Several interviewees explicitly make the point that caring for the community is in one's self-interest. "To take care of your country is taking care of yourself," says 67-year-old Donna, from the Gulf Coast of Texas. "Taking care of your city, your neighborhood, your house is taking care of yourself." Jessica, a therapist in Georgia, makes a similar point; because an individual is a "member of the group," taxpaying is "a responsibility to everyone else and also to yourself." Tracy, who works at the University of Alabama, uses a more concrete example. "If you don't pay for people to be decently educated then they're going to be drug addicts or they're going to come and break into your home," she says. While Tracy's explanation is somewhat bleaker, she, Donna, and Jessica agree that even entirely self-interested persons have the incentive to care for those around them. Or, as Alicia puts it, "You know, no man is an island. We are all in this together."

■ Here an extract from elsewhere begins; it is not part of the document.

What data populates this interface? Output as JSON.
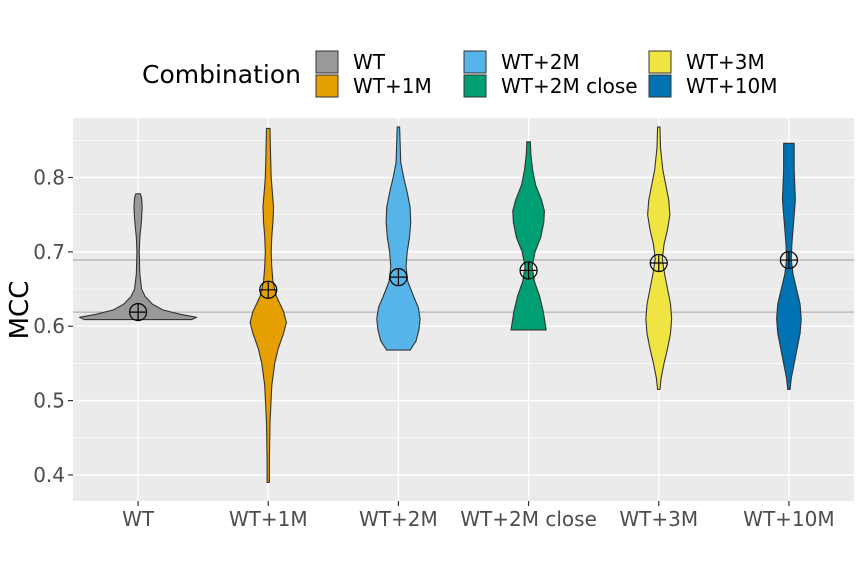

By contrast, only one interviewee explained the taxpaying obligation as a kind of obedience. Bonnie, an antique store owner from Dallas, Texas, quotes the biblical parable in which Jesus tells his followers to give "unto Caesar the things which are Caesar's." What Bonnie takes from this story is a conviction that "people in authority are in place because God put them there," and so their laws should be followed. Bonnie seems to see taxpaying not so much as a civic or patriotic duty, but rather a simple compliance with the law. No other interviewee justified taxpaying in this way.
In fact, respondents tended to respond harshly to both legal tax avoidance and illegal tax evasion. Bridget is a private investigator living in rural Pennsylvania. She says, "I don't think people should be exempt" from paying their fair share of taxes just because "they can find a loophole around it." It is not merely the law that creates the obligation of taxpaying — which makes sense, given (as I noted earlier in the chapter) that tax compliance is higher than makes sense if it were merely a response to enforcement.
That my interviewees were so focused on the community, rather than their individual benefits, was especially surprising because our discussion of responsibility usually followed my question about whether an interviewee felt he or she had personally benefited from tax dollars. This line of questioning could have put individualized rewards (or the lack thereof) at the forefront of the interviewees' minds. But only a handful of interviewees explain the responsibility of taxpaying in terms of the benefits received. Ralph, a drug addiction counselor from central New York state, is one of these exceptions. Using the metaphor of paying for a hospital stay, he concludes, "You get the service, you pay for it." Denise is a 30-year-old woman from Connecticut. At one point she talks about taxation as a kind of insurance plan. "You never know when ... you might need assistance," she says. But mostly, Denise talks about obligations we have as a community. Taxes pay for "the benefits of living in society," she says. "It's just a common goal." Again, her logic is one of shared interest. The interviewees usually think about taxation not as an individual cost calculation, but as a shared cost of the commons.